Another crucial SNP locus is codon 25G/C which may impact the production of TGF-β1. The transition of G to C may be correlated with the reduced level of TGF-β1 in vitro [27]. Pereira et al reported that the CHC patients have the higher frequency of codon 25G allele than healthy subjects [21]. Theoretically, it is plausible that subjects with the high TGF-β1 producer phenotype which is associated with the codon 25G allele present over suppression in the human immune response. This mechanism may result in the correlation of the polymorphism of codon 25G/C and chronic HCV infection. However, one previous meta-analysis demonstrated that the polymorphism of TGF-β1 codon 25G/C wasn’t correlated with the chronic HCV infection [31]. In our proposed meta-analysis, the summary results were obtained by pooling the data from the latest and most complete studies and conducting the total analysis, subgroup analyses and the different comparison of controls analyses. Eventually, we didn’t find the connection between the polymorphism of TGF-β1 codon 25G/C and the chronic HCV infection. Several factors may contribute to the discrepancy. First, the small size samples of included studies were insufficient to mining the deep connections of the certain genotype and certain clinical disease. Second, some impacted heterogeneity still existed, although we conducted subgroup analyses by the ethnicity and control groups as well as dropped the studies which did not satisfy the HWE rule to explore the sources of heterogeneity. Moreover, other factors such as other polymorphisms or viral factors of the chronic HCV infection may be involved. Notably, the codon 25 polymorphism has been revealed to be connected with the stage/degree of liver fibrosis in Caucasian HCV infected patients [32, 33]. A large-scale study is thereby required to confirm the genetic contribution to HCV infection or live fibrosis.

Due to the unique SR controls of related studies, we weren’t able to use meta-analysis to access the connection of the -509C/T or codon 10 T/C polymorphisms with the clearance of HCV. Moreover, the proposed meta-analysis results of two studies in the gene model of C vs. G showed that no significant association was found between the polymorphism of -25G/C and the spontaneous clearance of HCV. So deep researchs are warranted to accurately clarify the correlation of these SNPs and the spontaneous clearance of HCV.
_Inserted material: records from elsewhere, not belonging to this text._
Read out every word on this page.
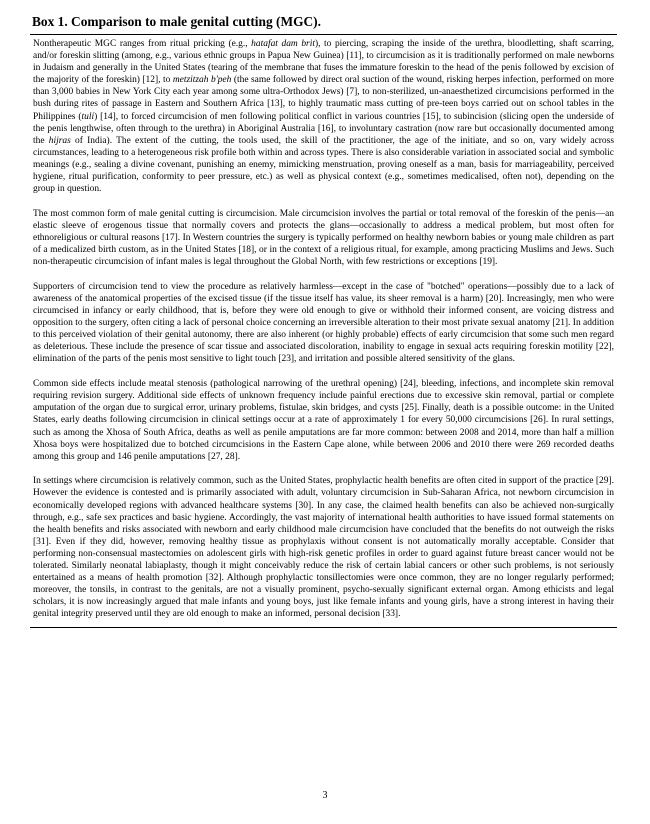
Box 1. Comparison to male genital cutting (MGC).

Nontherapeutic MGC ranges from ritual pricking (e.g., hatafat dam brit), to piercing, scraping the inside of the urethra, bloodletting, shaft scarring, and/or foreskin slitting (among, e.g., various ethnic groups in Papua New Guinea) [11], to circumcision as it is traditionally performed on male newborns in Judaism and generally in the United States (tearing of the membrane that fuses the immature foreskin to the head of the penis followed by excision of the majority of the foreskin) [12], to metzitzah b'peh (the same followed by direct oral suction of the wound, risking herpes infection, performed on more than 3,000 babies in New York City each year among some ultra-Orthodox Jews) [7], to non-sterilized, un-anaesthetized circumcisions performed in the bush during rites of passage in Eastern and Southern Africa [13], to highly traumatic mass cutting of pre-teen boys carried out on school tables in the Philippines (tuli) [14], to forced circumcision of men following political conflict in various countries [15], to subincision (slicing open the underside of the penis lengthwise, often through to the urethra) in Aboriginal Australia [16], to involuntary castration (now rare but occasionally documented among the hijras of India). The extent of the cutting, the tools used, the skill of the practitioner, the age of the initiate, and so on, vary widely across circumstances, leading to a heterogeneous risk profile both within and across types. There is also considerable variation in associated social and symbolic meanings (e.g., sealing a divine covenant, punishing an enemy, mimicking menstruation, proving oneself as a man, basis for marriageability, perceived hygiene, ritual purification, conformity to peer pressure, etc.) as well as physical context (e.g., sometimes medicalised, often not), depending on the group in question.

The most common form of male genital cutting is circumcision. Male circumcision involves the partial or total removal of the foreskin of the penis—an elastic sleeve of erogenous tissue that normally covers and protects the glans—occasionally to address a medical problem, but most often for ethnoreligious or cultural reasons [17]. In Western countries the surgery is typically performed on healthy newborn babies or young male children as part of a medicalized birth custom, as in the United States [18], or in the context of a religious ritual, for example, among practicing Muslims and Jews. Such non-therapeutic circumcision of infant males is legal throughout the Global North, with few restrictions or exceptions [19].

Supporters of circumcision tend to view the procedure as relatively harmless—except in the case of "botched" operations—possibly due to a lack of awareness of the anatomical properties of the excised tissue (if the tissue itself has value, its sheer removal is a harm) [20]. Increasingly, men who were circumcised in infancy or early childhood, that is, before they were old enough to give or withhold their informed consent, are voicing distress and opposition to the surgery, often citing a lack of personal choice concerning an irreversible alteration to their most private sexual anatomy [21]. In addition to this perceived violation of their genital autonomy, there are also inherent (or highly probable) effects of early circumcision that some such men regard as deleterious. These include the presence of scar tissue and associated discoloration, inability to engage in sexual acts requiring foreskin motility [22], elimination of the parts of the penis most sensitive to light touch [23], and irritation and possible altered sensitivity of the glans.

Common side effects include meatal stenosis (pathological narrowing of the urethral opening) [24], bleeding, infections, and incomplete skin removal requiring revision surgery. Additional side effects of unknown frequency include painful erections due to excessive skin removal, partial or complete amputation of the organ due to surgical error, urinary problems, fistulae, skin bridges, and cysts [25]. Finally, death is a possible outcome: in the United States, early deaths following circumcision in clinical settings occur at a rate of approximately 1 for every 50,000 circumcisions [26]. In rural settings, such as among the Xhosa of South Africa, deaths as well as penile amputations are far more common: between 2008 and 2014, more than half a million Xhosa boys were hospitalized due to botched circumcisions in the Eastern Cape alone, while between 2006 and 2010 there were 269 recorded deaths among this group and 146 penile amputations [27, 28].

In settings where circumcision is relatively common, such as the United States, prophylactic health benefits are often cited in support of the practice [29]. However the evidence is contested and is primarily associated with adult, voluntary circumcision in Sub-Saharan Africa, not newborn circumcision in economically developed regions with advanced healthcare systems [30]. In any case, the claimed health benefits can also be achieved non-surgically through, e.g., safe sex practices and basic hygiene. Accordingly, the vast majority of international health authorities to have issued formal statements on the health benefits and risks associated with newborn and early childhood male circumcision have concluded that the benefits do not outweigh the risks [31]. Even if they did, however, removing healthy tissue as prophylaxis without consent is not automatically morally acceptable. Consider that performing non-consensual mastectomies on adolescent girls with high-risk genetic profiles in order to guard against future breast cancer would not be tolerated. Similarly neonatal labiaplasty, though it might conceivably reduce the risk of certain labial cancers or other such problems, is not seriously entertained as a means of health promotion [32]. Although prophylactic tonsillectomies were once common, they are no longer regularly performed; moreover, the tonsils, in contrast to the genitals, are not a visually prominent, psycho-sexually significant external organ. Among ethicists and legal scholars, it is now increasingly argued that male infants and young boys, just like female infants and young girls, have a strong interest in having their genital integrity preserved until they are old enough to make an informed, personal decision [33].

3
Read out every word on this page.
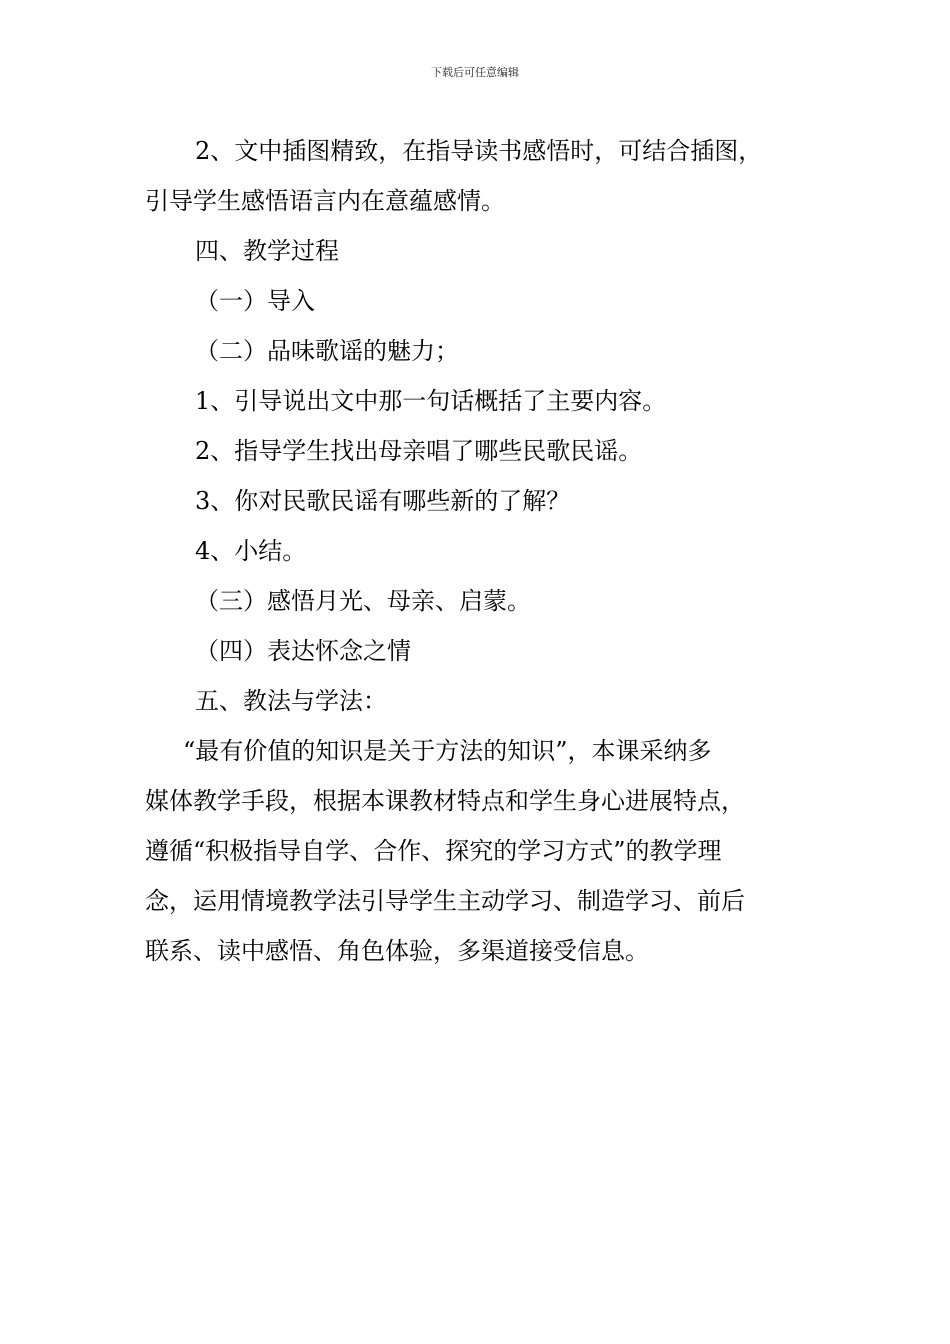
下载后可任意编辑
2、文中插图精致，在指导读书感悟时，可结合插图，
引导学生感悟语言内在意蕴感情。
四、教学过程
（一）导入
（二）品味歌谣的魅力；
1、引导说出文中那一句话概括了主要内容。
2、指导学生找出母亲唱了哪些民歌民谣。
3、你对民歌民谣有哪些新的了解？
4、小结。
（三）感悟月光、母亲、启蒙。
（四）表达怀念之情
五、教法与学法：
“最有价值的知识是关于方法的知识”，本课采纳多
媒体教学手段，根据本课教材特点和学生身心进展特点，
遵循“积极指导自学、合作、探究的学习方式”的教学理
念，运用情境教学法引导学生主动学习、制造学习、前后
联系、读中感悟、角色体验，多渠道接受信息。
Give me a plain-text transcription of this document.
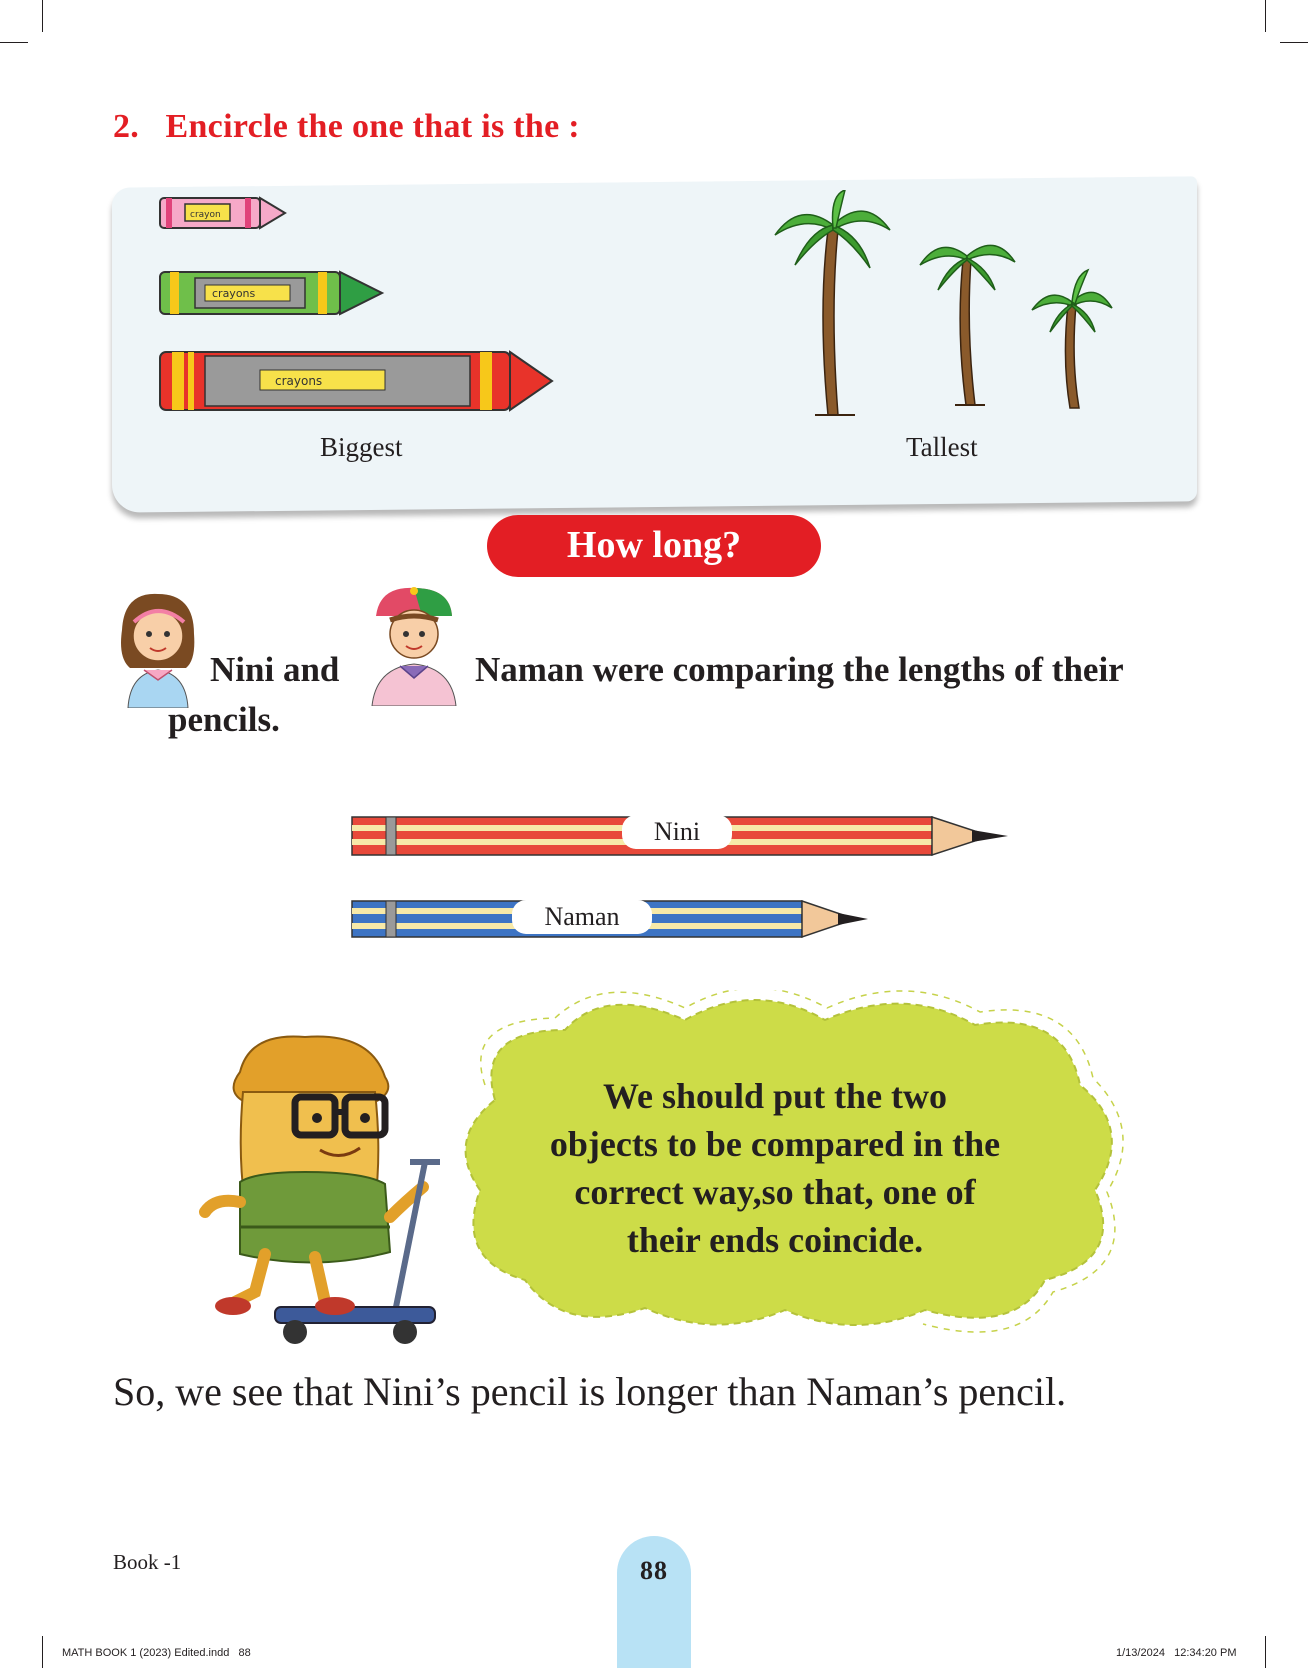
2.   Encircle the one that is the :
crayon
crayons
crayons
Biggest	Tallest
How long?
Nini and	Naman were comparing the lengths of their
pencils.
Nini
Naman
We should put the two
objects to be compared in the
correct way,so that, one of
their ends coincide.
So, we see that Nini’s pencil is longer than Naman’s pencil.
Book -1	88
MATH BOOK 1 (2023) Edited.indd   88	1/13/2024   12:34:20 PM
Previous study reported high differences of these allelic frequencies from different ancestries [22]. Therefore, we conducted subgroup analyses by the ethnicity. The populations from Iran, Germany, American-Caucasian, and Ireland were classified as the Caucasians; the populations from Japan, Pakistan, and China were classified as the Asians; and the populations from Brazil, Morocco, and Mexico were classified as the mixed races populations. For the race of Egyptian, we searched for the relevant articles and consulted the geographers, but the results were inconsistent. In order to reduce the substantial genetic heterogeneity, we categorized the Egyptian as a separate subgroup.